Nymphaea vaporalis
- Conservation status: Special Least Concern (NCA)

Scientific classification
- Kingdom: Plantae
- Clade: Tracheophytes
- Clade: Angiosperms
- Order: Nymphaeales
- Family: Nymphaeaceae
- Genus: Nymphaea
- Subgenus: Nymphaea subg. Anecphya
- Species: N. vaporalis
- Binomial name: Nymphaea vaporalis S.W.L.Jacobs & Hellq.

= Nymphaea vaporalis =

- Genus: Nymphaea
- Species: vaporalis
- Authority: S.W.L.Jacobs & Hellq.
- Conservation status: SL

Species of water lily

Nymphaea vaporalis is a species of waterlily endemic to Queensland, Australia.

==Description==
===Vegetative characteristics===
Nymphaea vaporalis is an annual or perennial species with globose rhizomes. The elliptic-suborbicular, 33 cm long, 28 cm wide leaves have an entire-sinuate margin.
===Generative characteristics===
The fragrant, day-flowering, flowers can rise up to 30 cm above the water surface. The 12 cm long, 3.5 cm wide, sepals have an acute apex. The 22-25 cm long, 1.8-2.5 cm wide petals have an acute apex. The androecium consists of 200 yellow stamens with membranous, max. 2.3 cm long filaments. The anthers are 0.8 cm long, and have white appendages on the outer stamens. The gynoecium consists of 18 carpels. The ovary has vestigial sterile lobes. The 4 cm long, 3 cm wide, globose fruit carries glabrous, elongate, 2-2.6 mm long, and 1.5 mm wide seeds.
The flowers smell like cinnamon.

==Reproduction==
===Generative reproduction===
In Nymphaea vaporalis, a large percentage of seeds are aborted, but the fully developed seeds are viable.

==Taxonomy==
===Publication===
It was first described by Surrey Wilfrid Laurance Jacobs and Carl Barre Hellquist in 2011.

===Type specimen===
The type specimen of Nymphaea vaporalis was collected at an elevation of 287 meters above sea level by Jacobs and Hellquist in North Kennedy, Queensland on th 10th of June 2007.
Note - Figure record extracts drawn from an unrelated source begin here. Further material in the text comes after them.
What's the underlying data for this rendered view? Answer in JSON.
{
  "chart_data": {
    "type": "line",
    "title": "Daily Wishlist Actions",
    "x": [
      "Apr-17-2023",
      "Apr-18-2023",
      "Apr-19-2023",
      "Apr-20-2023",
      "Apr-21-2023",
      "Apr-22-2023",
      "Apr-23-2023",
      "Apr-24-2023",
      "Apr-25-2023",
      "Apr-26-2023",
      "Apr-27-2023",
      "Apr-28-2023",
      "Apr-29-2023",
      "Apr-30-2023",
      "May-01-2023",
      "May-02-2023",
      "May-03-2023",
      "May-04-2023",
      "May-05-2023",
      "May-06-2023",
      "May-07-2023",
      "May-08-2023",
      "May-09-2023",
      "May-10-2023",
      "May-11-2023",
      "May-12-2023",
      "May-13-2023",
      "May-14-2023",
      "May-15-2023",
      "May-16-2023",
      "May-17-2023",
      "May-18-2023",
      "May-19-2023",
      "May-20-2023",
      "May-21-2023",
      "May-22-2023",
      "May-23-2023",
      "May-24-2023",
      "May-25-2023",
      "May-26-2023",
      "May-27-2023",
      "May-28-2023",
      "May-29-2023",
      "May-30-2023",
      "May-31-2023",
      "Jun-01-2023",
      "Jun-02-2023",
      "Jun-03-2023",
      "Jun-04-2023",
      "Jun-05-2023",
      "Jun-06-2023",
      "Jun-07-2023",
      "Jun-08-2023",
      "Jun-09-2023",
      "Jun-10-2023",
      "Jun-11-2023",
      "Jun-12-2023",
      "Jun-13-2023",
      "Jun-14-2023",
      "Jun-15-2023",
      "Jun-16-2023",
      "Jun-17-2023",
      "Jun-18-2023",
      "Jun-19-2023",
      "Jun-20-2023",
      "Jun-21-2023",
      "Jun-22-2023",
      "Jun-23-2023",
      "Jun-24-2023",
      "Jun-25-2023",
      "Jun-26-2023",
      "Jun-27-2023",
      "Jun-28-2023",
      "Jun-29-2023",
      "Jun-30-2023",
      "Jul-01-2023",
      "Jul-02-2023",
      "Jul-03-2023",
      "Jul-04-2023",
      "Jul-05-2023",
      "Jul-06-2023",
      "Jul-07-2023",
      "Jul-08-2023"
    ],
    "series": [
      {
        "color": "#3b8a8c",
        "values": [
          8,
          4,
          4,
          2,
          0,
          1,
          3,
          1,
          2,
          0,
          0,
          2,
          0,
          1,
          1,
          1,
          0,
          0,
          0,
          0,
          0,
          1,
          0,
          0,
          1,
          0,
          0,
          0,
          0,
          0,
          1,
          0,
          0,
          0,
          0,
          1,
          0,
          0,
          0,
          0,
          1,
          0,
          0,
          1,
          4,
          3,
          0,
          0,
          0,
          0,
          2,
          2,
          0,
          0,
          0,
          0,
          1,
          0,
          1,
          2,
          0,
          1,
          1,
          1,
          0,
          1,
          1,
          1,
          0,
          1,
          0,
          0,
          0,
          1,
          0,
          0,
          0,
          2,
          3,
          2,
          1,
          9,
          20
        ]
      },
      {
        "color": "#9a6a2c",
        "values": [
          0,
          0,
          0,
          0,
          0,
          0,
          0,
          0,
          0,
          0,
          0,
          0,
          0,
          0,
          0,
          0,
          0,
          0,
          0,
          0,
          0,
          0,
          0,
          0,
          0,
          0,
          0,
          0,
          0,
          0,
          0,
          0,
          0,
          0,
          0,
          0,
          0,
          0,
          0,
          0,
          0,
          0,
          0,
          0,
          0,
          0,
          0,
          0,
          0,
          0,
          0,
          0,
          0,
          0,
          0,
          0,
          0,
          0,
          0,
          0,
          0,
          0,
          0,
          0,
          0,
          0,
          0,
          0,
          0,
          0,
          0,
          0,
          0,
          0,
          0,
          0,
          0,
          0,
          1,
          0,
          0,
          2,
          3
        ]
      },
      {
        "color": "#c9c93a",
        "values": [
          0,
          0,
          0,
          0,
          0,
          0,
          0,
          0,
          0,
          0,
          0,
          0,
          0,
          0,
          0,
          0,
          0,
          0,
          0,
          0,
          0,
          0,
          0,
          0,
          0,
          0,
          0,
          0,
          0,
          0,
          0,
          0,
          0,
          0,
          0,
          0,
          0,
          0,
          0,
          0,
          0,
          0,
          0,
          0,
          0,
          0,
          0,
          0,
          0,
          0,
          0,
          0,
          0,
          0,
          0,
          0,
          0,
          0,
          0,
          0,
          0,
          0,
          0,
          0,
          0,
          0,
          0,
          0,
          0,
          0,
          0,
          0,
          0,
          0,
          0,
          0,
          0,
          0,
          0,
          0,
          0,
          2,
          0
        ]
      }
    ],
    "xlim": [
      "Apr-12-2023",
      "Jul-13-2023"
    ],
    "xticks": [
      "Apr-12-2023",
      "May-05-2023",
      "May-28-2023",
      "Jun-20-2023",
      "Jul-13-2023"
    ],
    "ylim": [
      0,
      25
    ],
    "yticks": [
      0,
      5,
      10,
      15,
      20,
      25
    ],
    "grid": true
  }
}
===Placement within Nymphaea===
It is placed in Nymphaea subgenus Confluentes.

===Hybridisation===
Nymphaea vaporalis may be of hybrid origin.

==Etymology==
The specific epithet vaporalis, meaning steam or smoke, is derived from the old steam engine water supply near Mingela, its only known habitat.

==Conservation==
The NCA status of Nymphaea atrans is Special Least Concern.